We went to Taphouse Grill for lunch­ -I still remember what I ate- and we talked. She said that she knew it was smarter for us to abort, but she couldn't go through with it. That when it came down to it, she wanted to be a mother, and even though it wasn't the way she might have wanted it, that was her decision. The subsequent events of our relationship could fill multiple seasons of a telenovela, but we're currently happy, healthy, sober, and have added one more to our family. When I told the Uber driver that story, he paused and said that he had never heard pro-choice from that angle. That most of us choose NOT to abort. I didn't get into the underlying factors that led us to feel comfortable with that decision like Washington State has a lot of programs to help struggling mothers, a strong economy, and we both have stable local familial support structures. He thanked me for sharing my story and dropped me off.  
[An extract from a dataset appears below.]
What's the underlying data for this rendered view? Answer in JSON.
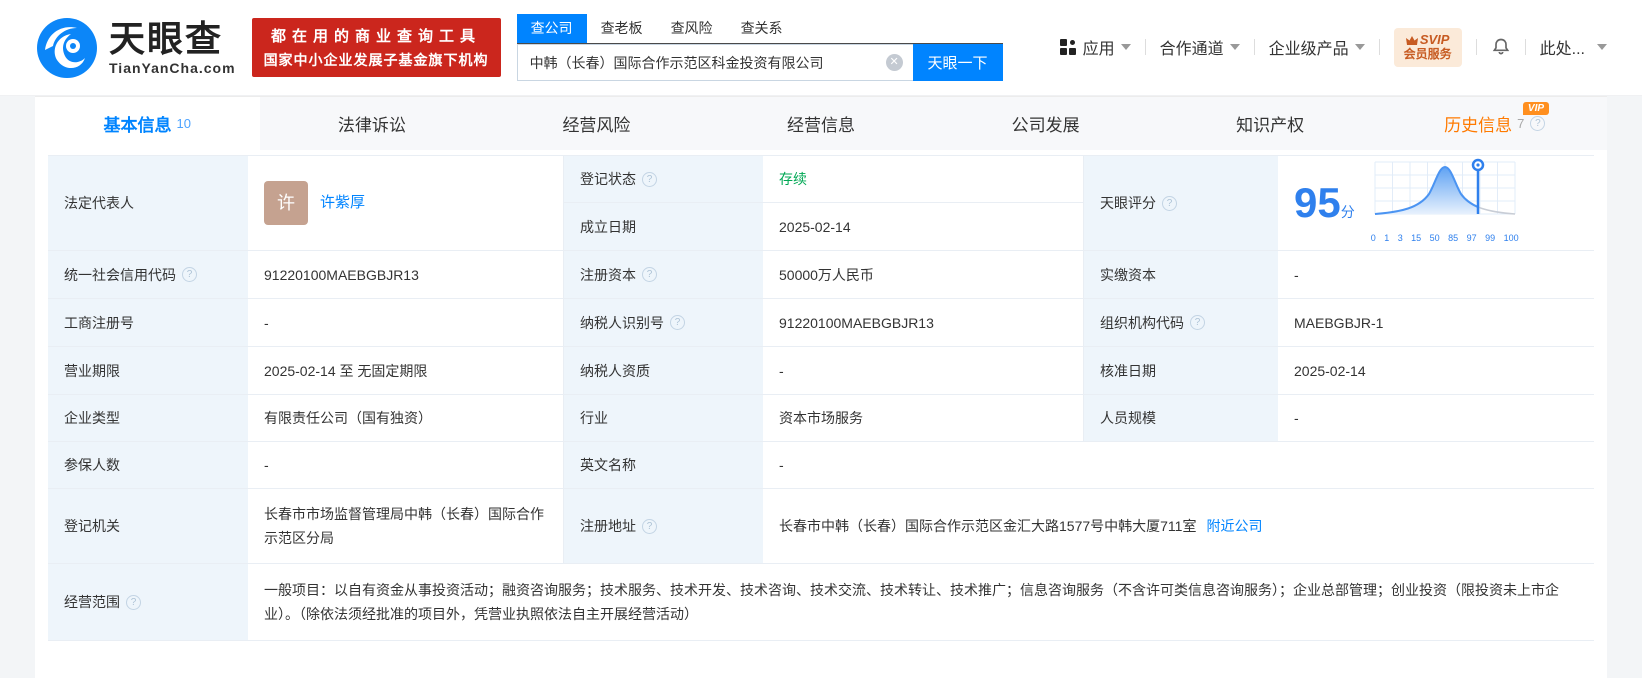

I don't know why that worked. Maybe it's because instead of the ephemeral idea of saying it's about the right to choose, it was a real, live person telling a story that made it more visceral. Maybe he only listened to me because I'm a man, or we were trapped in a car, so he had no choice. Whatever the reason, it worked. I don't know if, in print, it will have the same impact, but I want to add at least the one thing that worked because we need to change minds. I've had multiple, angry arguments about statistics, facts, emotional appeals, and the things that should convince someone who thinks logically but it never has. This story did. Maybe it can again.